The Dalai Lama says that if he returns to Tibet he will step down as head of state and continue his life as a “simple monk.” He also says that Chenrizi might choose a person in another country for his next reincarnation. Does that mean that Chenrizi has given up on Tibet as the nation best suited for the rule of reincarnated lamas? Even if so, what is to prevent the Beijing government from claiming that Chenrizi is embodied in its choice for Dalai Lama? It can claim a 290-year-old Chinese tradition of certifying a new Dalai Lama.

If Chenrizi does choose a different country, where is there a nation that would embrace that idea of a young Buddhist ruler? The only other majority Tibetan Buddhist areas are Ladakh and Sikkim and they are now part of India. Perhaps the Shabdrung was correct in claiming that Chenrizi had chosen him and Bhutan as the legitimate place of divine sovereignty.

In conversations with Thomas Laird, the Dalai Lama speculated that it was Chenrizi’s plan that the Great Fifth’s reincarnated successor be a king rather than a lama. By renouncing his vows, the Sixth Dalai Lama actually made this possible. This would have put an end to the impractical and unwise practice of choosing young children to rule a country.
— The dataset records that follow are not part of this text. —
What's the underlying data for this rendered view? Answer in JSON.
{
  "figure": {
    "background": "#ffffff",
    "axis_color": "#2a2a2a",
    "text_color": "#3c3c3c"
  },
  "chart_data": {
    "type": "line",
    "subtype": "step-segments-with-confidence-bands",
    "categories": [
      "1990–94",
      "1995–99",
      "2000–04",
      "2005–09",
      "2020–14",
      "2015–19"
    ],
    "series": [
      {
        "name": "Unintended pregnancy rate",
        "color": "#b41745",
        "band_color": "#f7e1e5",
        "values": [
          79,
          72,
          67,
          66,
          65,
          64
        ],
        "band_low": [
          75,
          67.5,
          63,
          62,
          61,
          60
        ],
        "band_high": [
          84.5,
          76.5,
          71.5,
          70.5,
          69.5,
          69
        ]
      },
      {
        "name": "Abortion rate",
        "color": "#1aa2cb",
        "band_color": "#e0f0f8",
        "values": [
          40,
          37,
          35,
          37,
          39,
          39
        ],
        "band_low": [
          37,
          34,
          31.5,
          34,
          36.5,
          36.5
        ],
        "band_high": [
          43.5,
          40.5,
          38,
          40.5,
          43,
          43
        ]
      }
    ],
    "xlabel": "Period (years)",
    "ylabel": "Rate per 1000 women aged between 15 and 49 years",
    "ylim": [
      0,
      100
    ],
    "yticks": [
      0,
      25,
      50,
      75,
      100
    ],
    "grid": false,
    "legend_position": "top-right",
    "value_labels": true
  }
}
With regard to the idea of a hereditary king for Tibet, why did Chenrizi choose such a poor candidate, and why did this divine plan fail? And why does the Dalai Lama imply that we would not have had the great benefit of his compassionate and charismatic leadership? Even more questions can be raised about the implications for basic Buddhist philosophy, and the relationship of this great Bodhisattva to the Tibetan people and the rest of the world.